Technology
Technology is the religion of the twenty first century. Technology will provide a solution for all our problems. Really?
Actually, oftentimes technology doesn't solve problems but is the problem. Every new technology changes culture, in ways nobody can foresee and nobody really notices at first, because it happens gradually.
What was the problem television had to solve? None, it was invented for entertainment. But it created a new type of person, mesmerized by the moving image, seeing things he or she didn't see in their everyday life - and things he or she shouldn't see. Kids, for instance ‘enjoy’ the adult secrets of sex and violence as popular entertainment on television. Read Neil Postman's The Disappearance of Childhood, to understand that childhood was a relatively recent invention, which came into being as the new medium of print imposed divisions between children and adults. And how these divisions have eroded under the barrage of television, which pitches both news and advertising at the intellectual level of ten-year-olds.
What about that other briljant invention, the car? This enabled people to travel and relocate more easily. Very nice. As a ‘side effect’ it completely destroyed the livability of cities, children for instance being unable to play on the streets and meet others. And produced such an enormous amount of air pollution, that lots of cities are life-threatening to live in.

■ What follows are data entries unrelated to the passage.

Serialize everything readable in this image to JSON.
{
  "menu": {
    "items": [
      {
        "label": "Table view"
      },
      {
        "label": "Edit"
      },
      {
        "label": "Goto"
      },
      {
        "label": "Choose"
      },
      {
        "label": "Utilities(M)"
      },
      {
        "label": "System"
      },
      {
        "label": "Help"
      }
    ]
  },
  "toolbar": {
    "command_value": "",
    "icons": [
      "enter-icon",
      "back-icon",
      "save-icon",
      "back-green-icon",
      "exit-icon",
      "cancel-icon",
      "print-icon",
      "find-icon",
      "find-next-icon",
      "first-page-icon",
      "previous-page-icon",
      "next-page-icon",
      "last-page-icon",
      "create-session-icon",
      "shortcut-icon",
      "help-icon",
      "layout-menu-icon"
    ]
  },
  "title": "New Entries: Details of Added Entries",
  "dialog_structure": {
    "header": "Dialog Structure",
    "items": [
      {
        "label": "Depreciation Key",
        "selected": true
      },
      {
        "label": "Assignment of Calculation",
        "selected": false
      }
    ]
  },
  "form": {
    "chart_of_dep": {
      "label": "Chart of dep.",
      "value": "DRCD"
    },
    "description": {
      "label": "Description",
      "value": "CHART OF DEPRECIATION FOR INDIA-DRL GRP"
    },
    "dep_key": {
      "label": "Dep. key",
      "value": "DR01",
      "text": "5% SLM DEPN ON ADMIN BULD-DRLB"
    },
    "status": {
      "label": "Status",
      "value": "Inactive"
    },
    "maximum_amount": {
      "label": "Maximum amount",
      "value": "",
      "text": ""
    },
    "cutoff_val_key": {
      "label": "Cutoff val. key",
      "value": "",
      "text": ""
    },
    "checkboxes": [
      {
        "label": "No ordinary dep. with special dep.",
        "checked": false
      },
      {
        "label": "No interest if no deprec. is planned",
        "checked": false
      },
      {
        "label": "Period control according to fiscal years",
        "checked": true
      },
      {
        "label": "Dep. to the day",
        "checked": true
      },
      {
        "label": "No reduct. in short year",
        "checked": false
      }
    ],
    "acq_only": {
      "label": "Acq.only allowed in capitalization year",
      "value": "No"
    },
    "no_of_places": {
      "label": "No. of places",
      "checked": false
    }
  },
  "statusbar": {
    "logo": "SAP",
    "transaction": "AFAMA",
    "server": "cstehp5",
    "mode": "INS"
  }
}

Consider this: in the 1920s, as cars slowly began to overtake streets, US courts routinely ruled that “a child has an absolute right to use the street, that it’s the responsibility of everyone else to watch out for the child. The parent does not have to be there.” Motorists pleading innocence at the time were firmly rebuffed: “That’s no excuse. You chose to operate a dangerous machine that gave you, the driver, the responsibility.”
With deliberate efforts by the auto industry – including ‘educating’ children that the street was not a safe space for play – streets became the exclusive domain of cars, reduced to nothing more than arteries for transportation. In this transformation, something vital has been lost.
Read this article by Stephanie H. Murray, What Adults Lost When Kids Stopped Playing In The Street
Lots of inventions in fact dehumanize people. A recent technology promises to surpass all previous efforts in this respect: AI. Now even thinking supposedly can be outsourced. It's pathetic - man desperately wanting to play God. No matter how complex the language models and the amount of data you'll feed them, there will never be any substance to anything generated this way. Because that is all it is: generated nonsense that ‘looks real’.
With technology it's possible to navigate through live almost without any social interaction. And that seems to be the whole point of it - because people have become scared of people. Now you have, to name a few, cashierless stores, online stores, sex dolls (had to mention that one, has to be the ultimate experience - my God…), invisible head phones (so you can navigate the city without being part of it), mobile phones (same story), television (so you don't have to go to the scary cinema, football stadium, theatre, concert hall, etc etc) and Deliveroo (so you don't have to go to scary restaurants).